Spätestens seitdem Shihab 2017 mit seinen Hetzreden gegen Ahok, den Gouverneur von Jakarta, zu Felde zog, wächst auch jenseits der Grenzen die Sorge, dass Hassrhetorik islamistischer Kräfte eine toxische Stimmung im multikulturellen Indonesien schürt. Mit Blasphemie-Vorwürfen war es Rizieq gelungen, die Karriere des Politikers zu beenden und ihn ins Gefängnis zu bringen. Ahok hat chinesische Wurzeln und ist Christ, sein Schicksal schüchtert Minderheiten ein. Jetzt hetzt Rizieq sogar, Gotteslästerer müsse man exekutieren.
Wie das australische Lowy Institute schreibt, manifestiert sich in der Rückkehr Rizieqs der Versuch islamistischer Kräfte, sich rechtzeitig für die Wahlen 2024 in Position zu bringen. Bislang spielt der politische Islam im Parlament keine dominierende Rolle, doch seine Kraft dürfte wachsen, auch durch die Agitation von Hardlinern wie Rizieq, der Religion ausnutzt, um zu polarisieren.
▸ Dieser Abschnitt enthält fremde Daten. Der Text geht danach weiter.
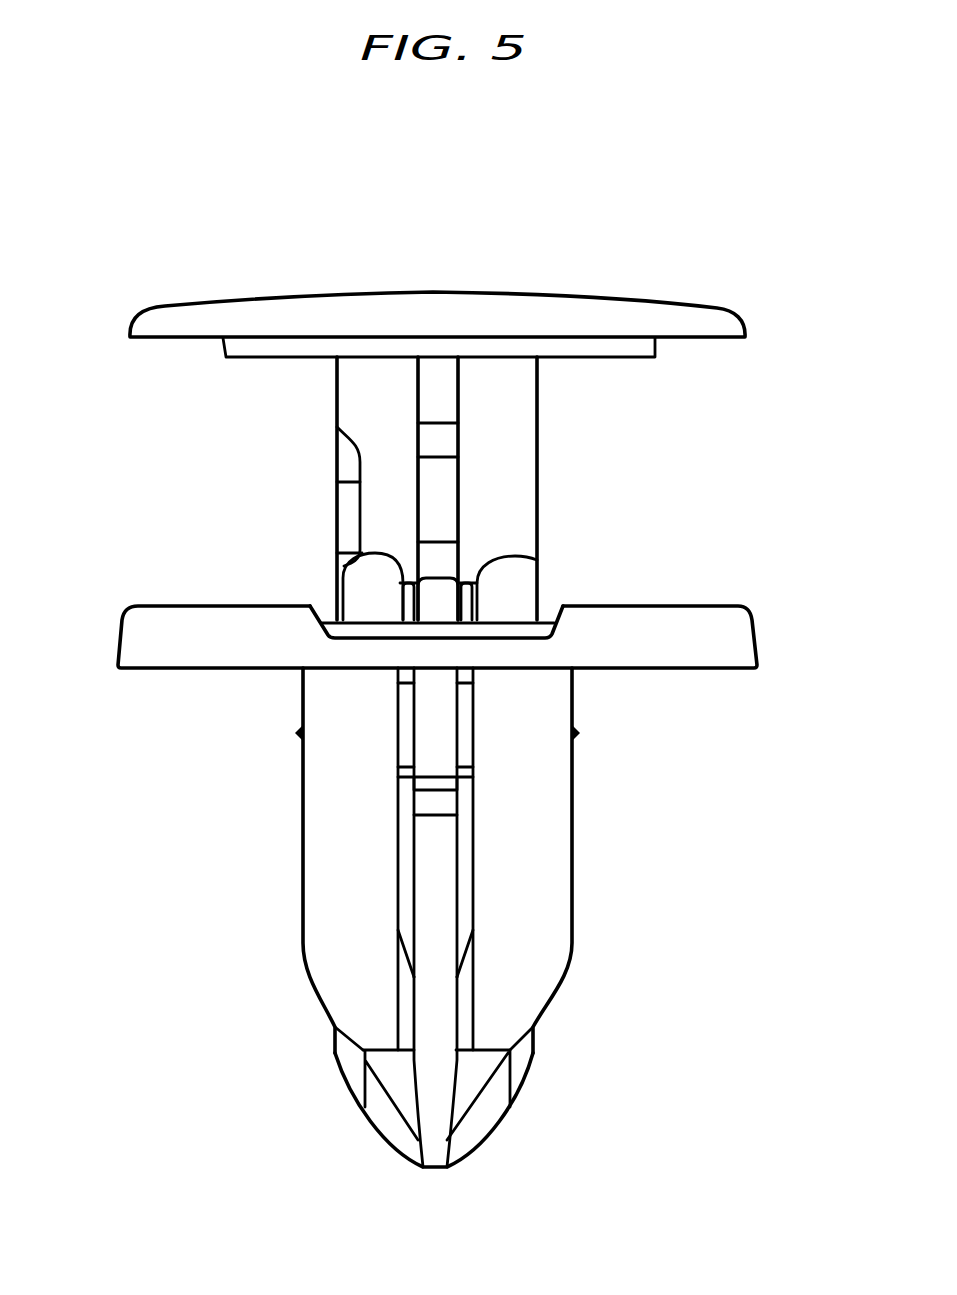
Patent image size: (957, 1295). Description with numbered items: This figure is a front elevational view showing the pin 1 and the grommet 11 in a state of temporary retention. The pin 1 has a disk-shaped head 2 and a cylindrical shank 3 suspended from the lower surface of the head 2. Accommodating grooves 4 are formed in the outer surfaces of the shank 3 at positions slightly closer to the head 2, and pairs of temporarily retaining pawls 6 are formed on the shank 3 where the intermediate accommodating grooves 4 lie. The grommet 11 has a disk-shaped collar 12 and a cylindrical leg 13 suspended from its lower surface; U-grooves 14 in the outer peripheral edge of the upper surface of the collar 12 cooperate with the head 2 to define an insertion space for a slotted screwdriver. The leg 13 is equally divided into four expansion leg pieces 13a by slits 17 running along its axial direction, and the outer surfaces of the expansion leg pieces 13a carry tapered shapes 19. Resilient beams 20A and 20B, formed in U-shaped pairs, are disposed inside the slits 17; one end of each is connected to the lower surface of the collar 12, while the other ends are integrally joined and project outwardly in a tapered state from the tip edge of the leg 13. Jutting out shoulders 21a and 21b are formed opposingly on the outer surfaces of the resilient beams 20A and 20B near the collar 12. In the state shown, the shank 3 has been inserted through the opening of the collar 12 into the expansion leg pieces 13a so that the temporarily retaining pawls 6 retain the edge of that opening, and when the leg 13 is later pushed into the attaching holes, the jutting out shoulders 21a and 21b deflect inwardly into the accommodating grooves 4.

The pin 1 is at (730, 293).
The head 2 is at (376, 304).
The shank 3 is at (337, 405).
The accommodating grooves 4 is at (350, 482).
The temporarily retaining pawls 6 is at (340, 553).
The grommet 11 is at (760, 593).
The collar 12 is at (170, 620).
The leg 13 is at (270, 845).
The expansion leg pieces 13a is at (313, 932).
The U-grooves 14 is at (388, 638).
The slits 17 is at (446, 863).
The tapered shapes 19 is at (553, 997).
The resilient beam 20A is at (350, 1057).
The resilient beam 20B is at (440, 1075).
The jutting out shoulder 21a is at (298, 733).
The jutting out shoulder 21b is at (448, 784).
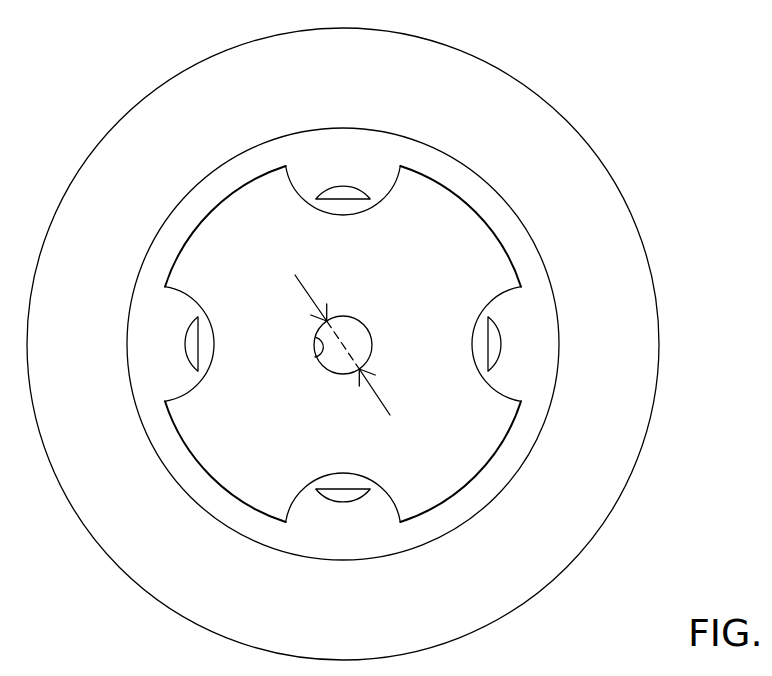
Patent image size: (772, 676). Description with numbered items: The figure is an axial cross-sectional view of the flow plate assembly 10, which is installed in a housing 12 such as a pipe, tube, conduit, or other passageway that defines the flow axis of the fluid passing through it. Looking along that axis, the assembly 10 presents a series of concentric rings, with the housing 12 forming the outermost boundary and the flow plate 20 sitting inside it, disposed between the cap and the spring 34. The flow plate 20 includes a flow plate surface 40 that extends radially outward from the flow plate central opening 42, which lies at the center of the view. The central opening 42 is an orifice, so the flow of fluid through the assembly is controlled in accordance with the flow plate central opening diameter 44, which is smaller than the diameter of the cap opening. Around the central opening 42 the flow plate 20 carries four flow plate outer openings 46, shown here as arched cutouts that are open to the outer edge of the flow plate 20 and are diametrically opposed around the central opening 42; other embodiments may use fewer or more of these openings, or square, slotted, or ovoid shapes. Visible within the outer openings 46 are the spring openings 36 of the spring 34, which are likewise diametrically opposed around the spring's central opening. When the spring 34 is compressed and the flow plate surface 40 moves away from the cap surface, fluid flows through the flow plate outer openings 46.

The flow plate assembly 10 is at (640, 70).
The housing 12 is at (643, 446).
The flow plate 20 is at (470, 248).
The spring 34 is at (367, 178).
The spring openings 36 is at (338, 187).
The flow plate surface 40 is at (245, 232).
The flow plate central opening 42 is at (320, 358).
The flow plate central opening diameter 44 is at (378, 400).
The flow plate outer openings 46 is at (296, 186).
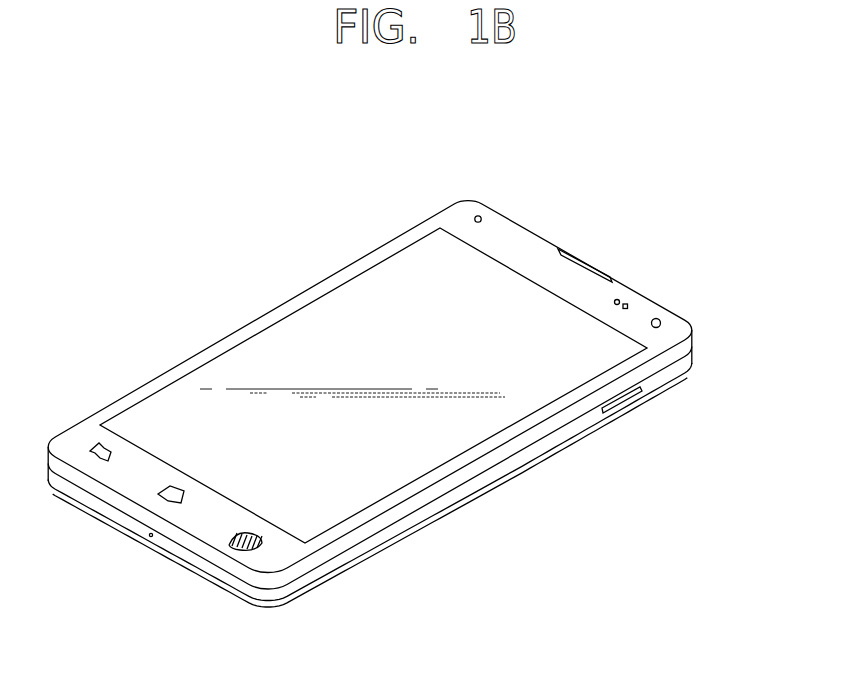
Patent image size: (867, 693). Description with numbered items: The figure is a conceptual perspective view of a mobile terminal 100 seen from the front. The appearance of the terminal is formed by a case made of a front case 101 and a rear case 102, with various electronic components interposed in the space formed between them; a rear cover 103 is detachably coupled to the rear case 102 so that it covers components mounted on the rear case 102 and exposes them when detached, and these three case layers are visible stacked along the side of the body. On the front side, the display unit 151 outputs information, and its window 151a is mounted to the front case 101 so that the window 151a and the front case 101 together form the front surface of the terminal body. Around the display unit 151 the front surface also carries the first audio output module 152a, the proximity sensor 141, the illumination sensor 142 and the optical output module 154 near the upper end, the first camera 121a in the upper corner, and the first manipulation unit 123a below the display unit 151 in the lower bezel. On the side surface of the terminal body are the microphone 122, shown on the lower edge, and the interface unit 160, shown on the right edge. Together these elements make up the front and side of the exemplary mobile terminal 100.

The mobile terminal 100 is at (263, 234).
The front case 101 is at (693, 341).
The rear case 102 is at (689, 360).
The rear cover 103 is at (684, 378).
The first camera 121a is at (661, 321).
The microphone 122 is at (150, 537).
The first manipulation unit 123a is at (235, 541).
The proximity sensor 141 is at (628, 305).
The illumination sensor 142 is at (618, 300).
The display unit 151 is at (242, 375).
The window 151a is at (402, 285).
The first audio output module 152a is at (580, 262).
The optical output module 154 is at (482, 218).
The interface unit 160 is at (620, 402).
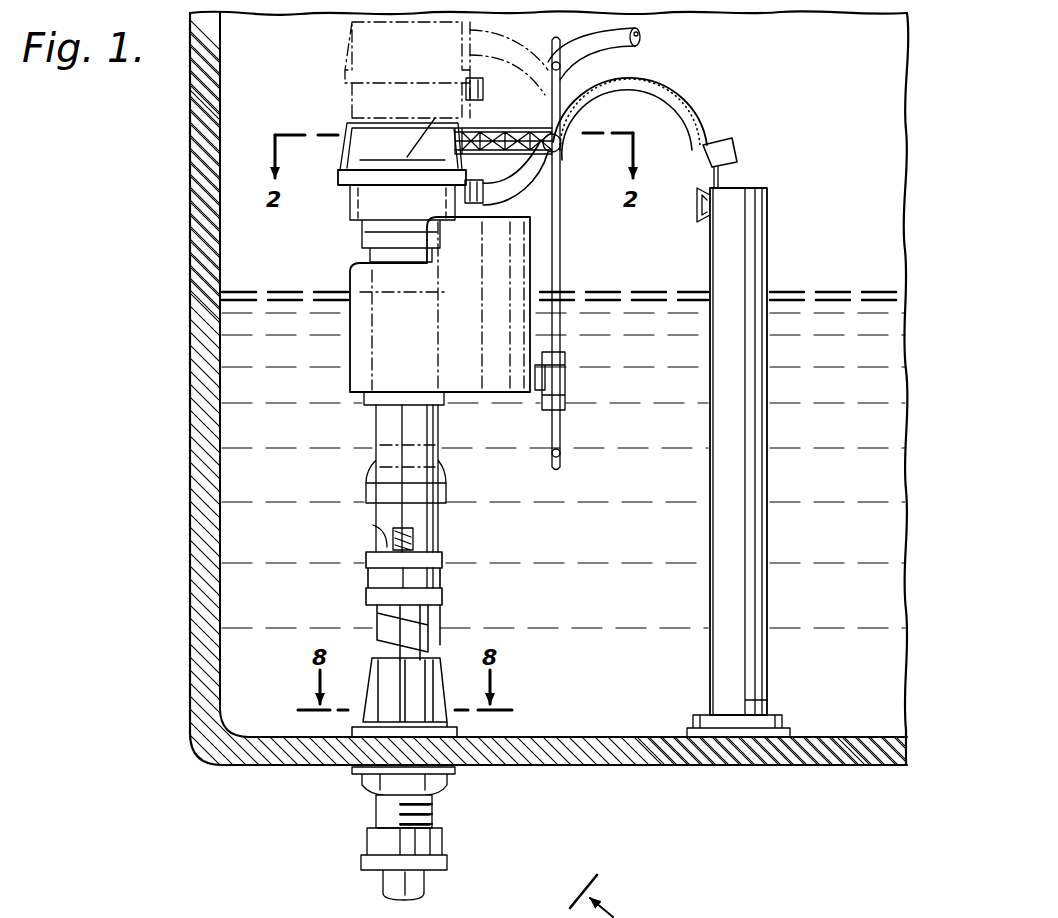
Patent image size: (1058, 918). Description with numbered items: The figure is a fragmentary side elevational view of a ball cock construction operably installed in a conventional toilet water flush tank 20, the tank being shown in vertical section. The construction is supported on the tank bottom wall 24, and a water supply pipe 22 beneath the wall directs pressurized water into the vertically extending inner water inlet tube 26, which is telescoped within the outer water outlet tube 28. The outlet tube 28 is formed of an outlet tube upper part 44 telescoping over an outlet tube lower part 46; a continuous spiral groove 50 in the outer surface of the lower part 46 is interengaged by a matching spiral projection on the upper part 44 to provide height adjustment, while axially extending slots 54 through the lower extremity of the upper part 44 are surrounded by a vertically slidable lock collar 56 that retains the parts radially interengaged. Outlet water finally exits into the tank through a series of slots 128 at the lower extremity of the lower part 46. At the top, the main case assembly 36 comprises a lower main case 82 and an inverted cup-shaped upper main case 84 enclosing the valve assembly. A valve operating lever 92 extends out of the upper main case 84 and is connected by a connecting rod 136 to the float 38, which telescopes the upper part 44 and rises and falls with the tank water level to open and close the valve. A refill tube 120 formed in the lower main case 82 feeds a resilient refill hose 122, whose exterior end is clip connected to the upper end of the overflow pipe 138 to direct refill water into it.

The toilet water flush tank 20 is at (188, 126).
The water supply pipe 22 is at (385, 886).
The tank bottom wall 24 is at (313, 767).
The inner water inlet tube 26 is at (441, 805).
The outer water outlet tube 28 is at (436, 640).
The main case assembly 36 is at (338, 181).
The float 38 is at (348, 378).
The outlet tube upper part 44 is at (380, 433).
The outlet tube lower part 46 is at (383, 620).
The spiral groove 50 is at (378, 645).
The axially extending slots 54 is at (375, 540).
The lock collar 56 is at (445, 490).
The lower main case 82 is at (363, 210).
The upper main case 84 is at (352, 140).
The valve operating lever 92 is at (513, 131).
The refill tube 120 is at (505, 196).
The refill hose 122 is at (708, 112).
The slots 128 is at (385, 712).
The connecting rod 136 is at (560, 182).
The overflow pipe 138 is at (768, 246).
Für Präsident Widodo komplizieren die islamistischen Ambitionen das Regieren, er spürt bereits Gegenwind aus der Arbeiterbewegung, die gegen ein Gesetz zur Förderung der Wirtschaft protestiert. Eine Rezession macht dem Staat zu schaffen. Und im Kampf gegen Corona wirkt Widodo unentschlossen. Viele frühere Anhänger des Präsidenten sind außerdem enttäuscht, weil er näher an das Militär herangerückt ist, dessen Menschenrechtsverletzungen aus Zeiten der Diktatur bleiben ungesühnt.
Rizieq könnte sich nun als Magnet für Unzufriedene in religiös-konservativen Kreisen erweisen, früher machte er auf sich aufmerksam, indem er mit den selbsternannten Tugendwächtern seiner "Islamischen Verteidigerfront" (FPI) Nachtclubs stürmte, sie galten ihm als Zeugnis des sittlichen Verfalls. Auch Christen und Ahmadis müssen den charismatischen Anführer fürchten. Dessen Popularität hat nicht gelitten, Zehntausende strömten Anfang November zum Flughafen, um ihn zu empfangen.
Alte Gerichtsverfahren, die einst gegen Rizieq angestrengt wurden, sind eingestellt. In einem Fall soll er in einem Chat eine Anhängerin aufgefordert haben, ihm Nacktbilder zuzuschicken. Indonesien hat strikte Gesetze gegen Pornographie, die Rizieq beinahe selbst zum Verhängnis geworden wären. Doch dann stellte die Polizei das Verfahren ein, man sei bei den Ermittlungen nicht weitergekommen.
So zieht Rizieq nun ungehindert los, seine "moralische Revolution" will er durch religiöse Massentreffen vorantreiben. Und wehe, der Präsident funkt ihm dazwischen. "Wir werden es nicht tolerieren, wenn jemand versucht, Versammlungen von Muslimen zu verbieten", sagte Rizieq. Er wirkt kampfeslustig, als stünde der größte Feldzug für den Islam erst noch bevor.